Des effets cumulés dans le travail et hors-travail

La santé est aussi à concevoir dans les équilibres entre la sphère travail et la sphère hors travail. Il existe des cas où le processus dynamique de gestion de la santé se trouve entremêlé entre ces deux sphères qui alimentent réciproquement une dégradation/construction du sentiment de préservation personnelle. Alors qu’elle présente des signes de dépression (pleurs, insomnies, perte d’appétit), Madame U doit faire face à la dépression de son mari qui tente de se suicider. Remonte alors la tentative de suicide de son père pendant son enfance : les histoires s’entremêlent et Madame U « ne peut plus faire face ».

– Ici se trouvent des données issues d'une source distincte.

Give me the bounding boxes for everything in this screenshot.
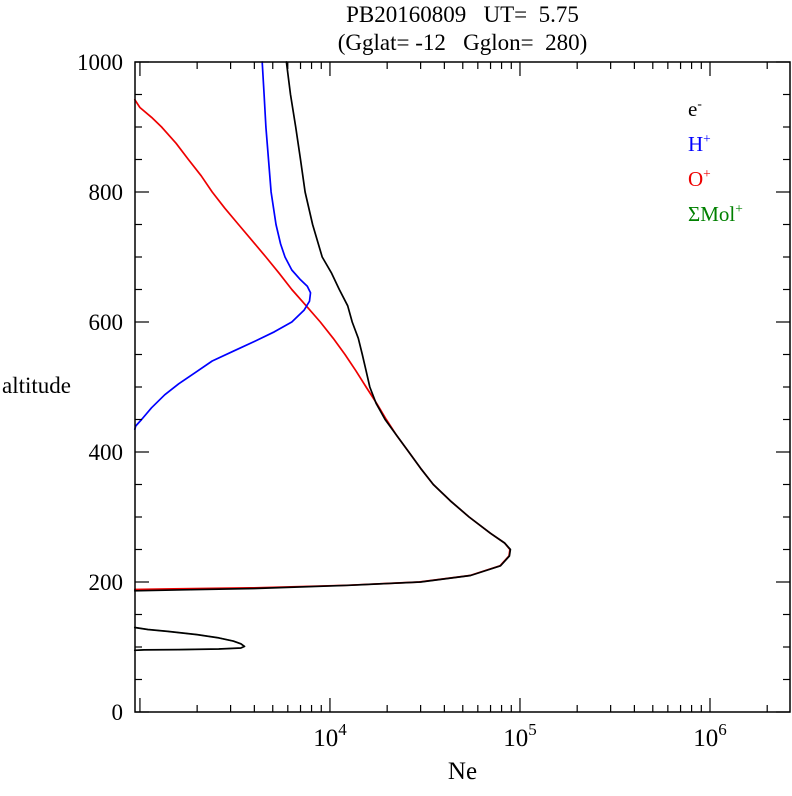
legend: e- H+ O+ ΣMol+	[688, 92, 743, 232]
legend-sup-electron: -	[697, 96, 702, 111]
y-tick-label: 0	[112, 700, 124, 725]
x-tick-label: 105	[503, 720, 537, 752]
y-tick-label: 400	[89, 440, 124, 465]
chart-subtitle: (Gglat= -12 Gglon= 280)	[337, 30, 588, 55]
y-tick-label: 600	[89, 310, 124, 335]
legend-sup-h-plus: +	[703, 131, 711, 146]
series-mol-plus	[134, 626, 246, 651]
series-o-plus	[133, 98, 511, 591]
chart-title: PB20160809 UT= 5.75	[346, 2, 579, 27]
series-h-plus	[133, 61, 312, 431]
y-tick-label: 1000	[77, 50, 123, 75]
legend-item-h-plus: H+	[688, 127, 743, 162]
x-axis-label: Ne	[447, 758, 478, 785]
legend-label-h-plus: H	[688, 132, 704, 156]
x-tick-label: 104	[313, 720, 347, 752]
legend-item-o-plus: O+	[688, 162, 743, 197]
x-tick-label: 106	[693, 720, 727, 752]
legend-sup-mol-plus: +	[735, 201, 743, 216]
legend-label-o-plus: O	[688, 167, 704, 191]
series-electron	[133, 61, 512, 592]
legend-sup-o-plus: +	[703, 166, 711, 181]
legend-item-mol-plus: ΣMol+	[688, 197, 743, 232]
y-tick-label: 800	[89, 180, 124, 205]
legend-item-electron: e-	[688, 92, 743, 127]
series-electron	[133, 626, 246, 652]
legend-label-electron: e	[688, 97, 698, 121]
legend-label-mol-plus: ΣMol	[688, 202, 736, 226]
plot-frame	[134, 61, 791, 713]
y-axis-label: altitude	[2, 373, 71, 398]
y-tick-label: 200	[89, 570, 124, 595]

À l’inverse, Madame K « tient le coup » parce que son mari est lui-même tombé en dépression. Tous les deux dans des secteurs de la vente très compétitifs, les tentatives de suicide se succèdent dans leur lieu de travail à cause d’un management très dur. Madame K se décrit comme usée, épuisée et fatiguée par son travail. Celui-ci l’envahit même la nuit, où elle fait des insomnies de plus en plus graves. Mais les difficultés de santé de son mari et l’annonce récente d’une maladie neurologique de son premier fils n’apparaissent paradoxalement pas comme des événements supplémentaires pouvant conduire à une dégradation de sa santé. Au contraire, ils lui donnent l’envie de se battre et de ne pas sombrer à cause du travail.

La santé est essentiellement appréhendée dans le questionnaire SIP au travers de photographies au moment de l’interview et à différentes périodes de l’itinéraire professionnel. En ce qui concerne les moins de 35 ans, dont les choix de description de périodes étaient souvent limités en raison de la durée de leur emploi, la reconstitution d’un itinéraire de santé risque d’être difficile. Lors des entretiens, c’est parfois grâce à des relances où nous demandions systématiquement à quand remontaient les premiers signes des troubles de santé énoncés, que nous avons pu accéder à cette conscience des interviewés d’une certaine continuité.